About NRSER::Types

Ah, Neil's Shitty Type System (NSTS).

Kinda like tcomb, but for for Ruby, and worse.

Anyways I needed this because I needed some re-usable way for things to make sure they were in some reasonable state at runtime. And it kind-of works for that so far.

Structure & Design

At the bottom of everything, there are type classes… which are Ruby classes that descend from {NRSER::Types::Type}. We call instances of these classes types.

Types essentially do one thing: they have a {NRSER::Types::Type#test?} method that accepts a single arguments and returns a boolean. If the type returns true when #test? is called with an object, then that object is a member of that type. That's it.

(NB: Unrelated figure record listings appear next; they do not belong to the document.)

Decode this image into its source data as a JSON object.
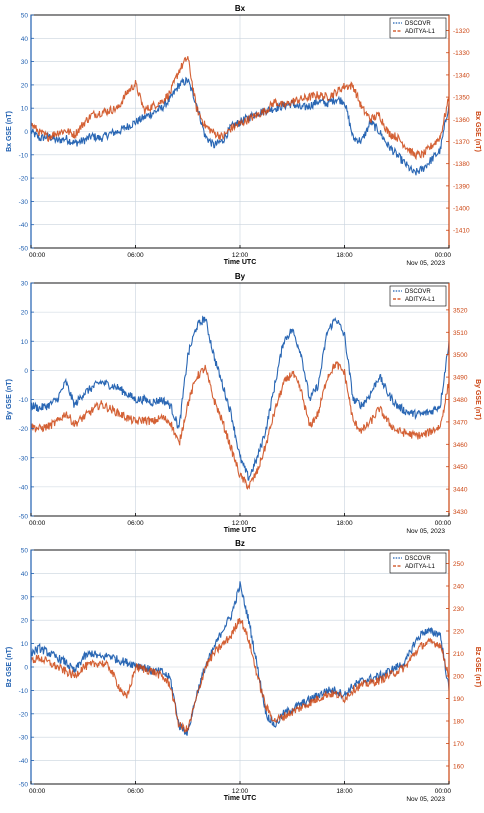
{
  "colors": {
    "dscovr": "#1f5fb0",
    "aditya": "#cc4512",
    "axis_left": "#1f5fb0",
    "axis_right": "#cc4512",
    "grid": "#c9d3de",
    "frame": "#000000"
  },
  "chart_data": [
    {
      "type": "line",
      "title": "Bx",
      "xlabel": "Time UTC",
      "ylabel": "Bx GSE (nT)",
      "ylabel_right": "Bx GSE (nT)",
      "date_label": "Nov 05, 2023",
      "xticks": [
        "00:00",
        "06:00",
        "12:00",
        "18:00",
        "00:00"
      ],
      "xlim_hours": [
        0,
        24
      ],
      "ylim": [
        -50,
        50
      ],
      "yticks": [
        50,
        40,
        30,
        20,
        10,
        0,
        -10,
        -20,
        -30,
        -40,
        -50
      ],
      "ylim_right": [
        -1418,
        -1313
      ],
      "yticks_right": [
        -1320,
        -1330,
        -1340,
        -1350,
        -1360,
        -1370,
        -1380,
        -1390,
        -1400,
        -1410
      ],
      "grid": true,
      "legend_position": "top-right",
      "series": [
        {
          "name": "DSCOVR",
          "axis": "left",
          "x": [
            0,
            0.5,
            1,
            1.5,
            2,
            2.5,
            3,
            3.5,
            4,
            4.5,
            5,
            5.5,
            6,
            6.5,
            7,
            7.5,
            8,
            8.5,
            9,
            9.5,
            10,
            10.5,
            11,
            11.5,
            12,
            12.5,
            13,
            13.5,
            14,
            14.5,
            15,
            15.5,
            16,
            16.5,
            17,
            17.5,
            18,
            18.5,
            19,
            19.5,
            20,
            20.5,
            21,
            21.5,
            22,
            22.5,
            23,
            23.5,
            24
          ],
          "y": [
            0,
            -3,
            -2,
            -4,
            -3,
            -5,
            -4,
            -2,
            -3,
            -1,
            0,
            2,
            4,
            6,
            8,
            10,
            14,
            20,
            22,
            12,
            -2,
            -6,
            -4,
            2,
            4,
            6,
            8,
            9,
            10,
            11,
            12,
            10,
            11,
            13,
            12,
            14,
            13,
            -3,
            -4,
            4,
            0,
            -6,
            -10,
            -14,
            -18,
            -16,
            -12,
            -8,
            12
          ]
        },
        {
          "name": "ADITYA-L1",
          "axis": "right",
          "x": [
            0,
            0.5,
            1,
            1.5,
            2,
            2.5,
            3,
            3.5,
            4,
            4.5,
            5,
            5.5,
            6,
            6.5,
            7,
            7.5,
            8,
            8.5,
            9,
            9.5,
            10,
            10.5,
            11,
            11.5,
            12,
            12.5,
            13,
            13.5,
            14,
            14.5,
            15,
            15.5,
            16,
            16.5,
            17,
            17.5,
            18,
            18.5,
            19,
            19.5,
            20,
            20.5,
            21,
            21.5,
            22,
            22.5,
            23,
            23.5,
            24
          ],
          "y": [
            -1362,
            -1366,
            -1368,
            -1366,
            -1365,
            -1367,
            -1362,
            -1358,
            -1357,
            -1356,
            -1355,
            -1348,
            -1344,
            -1356,
            -1354,
            -1352,
            -1348,
            -1338,
            -1332,
            -1355,
            -1363,
            -1366,
            -1368,
            -1364,
            -1362,
            -1360,
            -1358,
            -1356,
            -1352,
            -1354,
            -1352,
            -1351,
            -1350,
            -1349,
            -1350,
            -1348,
            -1345,
            -1345,
            -1355,
            -1360,
            -1358,
            -1366,
            -1368,
            -1372,
            -1376,
            -1376,
            -1372,
            -1368,
            -1350
          ]
        }
      ]
    },
    {
      "type": "line",
      "title": "By",
      "xlabel": "Time UTC",
      "ylabel": "By GSE (nT)",
      "ylabel_right": "By GSE (nT)",
      "date_label": "Nov 05, 2023",
      "xticks": [
        "00:00",
        "06:00",
        "12:00",
        "18:00",
        "00:00"
      ],
      "xlim_hours": [
        0,
        24
      ],
      "ylim": [
        -50,
        30
      ],
      "yticks": [
        30,
        20,
        10,
        0,
        -10,
        -20,
        -30,
        -40,
        -50
      ],
      "ylim_right": [
        3428,
        3532
      ],
      "yticks_right": [
        3520,
        3510,
        3500,
        3490,
        3480,
        3470,
        3460,
        3450,
        3440,
        3430
      ],
      "grid": true,
      "legend_position": "top-right",
      "series": [
        {
          "name": "DSCOVR",
          "axis": "left",
          "x": [
            0,
            0.5,
            1,
            1.5,
            2,
            2.5,
            3,
            3.5,
            4,
            4.5,
            5,
            5.5,
            6,
            6.5,
            7,
            7.5,
            8,
            8.5,
            9,
            9.5,
            10,
            10.5,
            11,
            11.5,
            12,
            12.5,
            13,
            13.5,
            14,
            14.5,
            15,
            15.5,
            16,
            16.5,
            17,
            17.5,
            18,
            18.5,
            19,
            19.5,
            20,
            20.5,
            21,
            21.5,
            22,
            22.5,
            23,
            23.5,
            24
          ],
          "y": [
            -12,
            -13,
            -12,
            -10,
            -4,
            -12,
            -8,
            -6,
            -4,
            -5,
            -6,
            -8,
            -10,
            -10,
            -11,
            -10,
            -12,
            -20,
            5,
            15,
            18,
            5,
            -5,
            -15,
            -30,
            -37,
            -30,
            -20,
            -5,
            10,
            14,
            6,
            -10,
            -5,
            13,
            18,
            12,
            -10,
            -12,
            -8,
            -2,
            -8,
            -12,
            -14,
            -15,
            -15,
            -14,
            -12,
            10
          ]
        },
        {
          "name": "ADITYA-L1",
          "axis": "right",
          "x": [
            0,
            0.5,
            1,
            1.5,
            2,
            2.5,
            3,
            3.5,
            4,
            4.5,
            5,
            5.5,
            6,
            6.5,
            7,
            7.5,
            8,
            8.5,
            9,
            9.5,
            10,
            10.5,
            11,
            11.5,
            12,
            12.5,
            13,
            13.5,
            14,
            14.5,
            15,
            15.5,
            16,
            16.5,
            17,
            17.5,
            18,
            18.5,
            19,
            19.5,
            20,
            20.5,
            21,
            21.5,
            22,
            22.5,
            23,
            23.5,
            24
          ],
          "y": [
            3468,
            3467,
            3468,
            3470,
            3474,
            3469,
            3472,
            3475,
            3478,
            3476,
            3474,
            3472,
            3470,
            3471,
            3470,
            3472,
            3470,
            3460,
            3478,
            3490,
            3494,
            3480,
            3470,
            3458,
            3446,
            3441,
            3448,
            3460,
            3475,
            3487,
            3492,
            3484,
            3468,
            3474,
            3490,
            3496,
            3492,
            3470,
            3466,
            3470,
            3476,
            3470,
            3466,
            3465,
            3464,
            3464,
            3466,
            3468,
            3488
          ]
        }
      ]
    },
    {
      "type": "line",
      "title": "Bz",
      "xlabel": "Time UTC",
      "ylabel": "Bz GSE (nT)",
      "ylabel_right": "Bz GSE (nT)",
      "date_label": "Nov 05, 2023",
      "xticks": [
        "00:00",
        "06:00",
        "12:00",
        "18:00",
        "00:00"
      ],
      "xlim_hours": [
        0,
        24
      ],
      "ylim": [
        -50,
        50
      ],
      "yticks": [
        50,
        40,
        30,
        20,
        10,
        0,
        -10,
        -20,
        -30,
        -40,
        -50
      ],
      "ylim_right": [
        152,
        256
      ],
      "yticks_right": [
        250,
        240,
        230,
        220,
        210,
        200,
        190,
        180,
        170,
        160
      ],
      "grid": true,
      "legend_position": "top-right",
      "series": [
        {
          "name": "DSCOVR",
          "axis": "left",
          "x": [
            0,
            0.5,
            1,
            1.5,
            2,
            2.5,
            3,
            3.5,
            4,
            4.5,
            5,
            5.5,
            6,
            6.5,
            7,
            7.5,
            8,
            8.5,
            9,
            9.5,
            10,
            10.5,
            11,
            11.5,
            12,
            12.5,
            13,
            13.5,
            14,
            14.5,
            15,
            15.5,
            16,
            16.5,
            17,
            17.5,
            18,
            18.5,
            19,
            19.5,
            20,
            20.5,
            21,
            21.5,
            22,
            22.5,
            23,
            23.5,
            24
          ],
          "y": [
            6,
            8,
            6,
            4,
            2,
            -2,
            4,
            6,
            4,
            5,
            3,
            2,
            1,
            0,
            -2,
            -2,
            -5,
            -25,
            -28,
            -12,
            0,
            8,
            16,
            22,
            35,
            20,
            0,
            -20,
            -25,
            -20,
            -18,
            -16,
            -14,
            -12,
            -10,
            -10,
            -12,
            -8,
            -6,
            -5,
            -4,
            -2,
            0,
            2,
            10,
            15,
            15,
            14,
            -10
          ]
        },
        {
          "name": "ADITYA-L1",
          "axis": "right",
          "x": [
            0,
            0.5,
            1,
            1.5,
            2,
            2.5,
            3,
            3.5,
            4,
            4.5,
            5,
            5.5,
            6,
            6.5,
            7,
            7.5,
            8,
            8.5,
            9,
            9.5,
            10,
            10.5,
            11,
            11.5,
            12,
            12.5,
            13,
            13.5,
            14,
            14.5,
            15,
            15.5,
            16,
            16.5,
            17,
            17.5,
            18,
            18.5,
            19,
            19.5,
            20,
            20.5,
            21,
            21.5,
            22,
            22.5,
            23,
            23.5,
            24
          ],
          "y": [
            207,
            208,
            206,
            204,
            202,
            200,
            204,
            205,
            206,
            204,
            196,
            190,
            204,
            203,
            202,
            200,
            196,
            178,
            176,
            190,
            204,
            210,
            214,
            218,
            226,
            216,
            200,
            186,
            180,
            182,
            184,
            186,
            188,
            190,
            192,
            192,
            190,
            194,
            196,
            197,
            198,
            200,
            202,
            204,
            210,
            214,
            215,
            214,
            200
          ]
        }
      ]
    }
  ]
}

Some of those classes, like the universal type {NRSER::Types::Top} - of which every object is a member ({NRSER::Types::Top#test?} always returns true) - are essentially singletons, but many type classes parameterize over values that instances hold as variables.

Types are designed to fundamentally immutable once constructed, through the standard practice of storing state in instance variables without write functions (of course, use of methods like #instance_variable_set will still mutate types - please don't do this, since any future caching will likely reuse instances).

API is basically a collection of module class methods attached to {NRSER::Types}, like {NRSER::Types.str} or {NRSER::Types.non_neg_int}.

Type Maker Method Names

I generally went with “short” type names, IDK, to keep things short, and maybe to conflict a bit less with other common names in Ruby.

Some examples:

You get the idea. Many have their longer names added as aliases, which I like… would rather have it “just work” with what you type than have to remember what exactly we chose to call stuff.

What to Expect

These method should all return {NRSER::Types::Type} instances, though many will use a refined subclass of {NRSER::Types::Type} like {NRSER::Types::Bounded} or whatever.

I picked this functional approach over a more I guess standard object-oriented architecture - where every type would be it's own class and you would instantiate them - because it's along the line of how tcomb is designed and I think it works pretty well there. It also provides a lot of flexibility as far as combinators and such: we will return a {NRSER::Types::Type} that meets your needs, making no further contract, which allows us a lot more freedom to muck around in the back end.

Them Options

The {NRSER::Types} module methods should all accept a options hash as the last argument that will eventually find it's way up to {NRSER::Types::Type#initialize}. Many should accept other arguments as it makes sense.

In cases where the type maker method wants a keyword hash of it's own, I think I've been separating them out into two arguments, like:

def some_type kwds, options = {}
  ...
end

which is a bit of a pain 'cause you gotta use parens if you want to pass options as well as keywords:

some_type( {x: 1, y: 3}, name: 'SomeType' )

but you don't run into any conflicts between options and keywords or whatever else, and it's nice to just pick a style and stick with it rather than have to do one or two different 'cause of a conflict.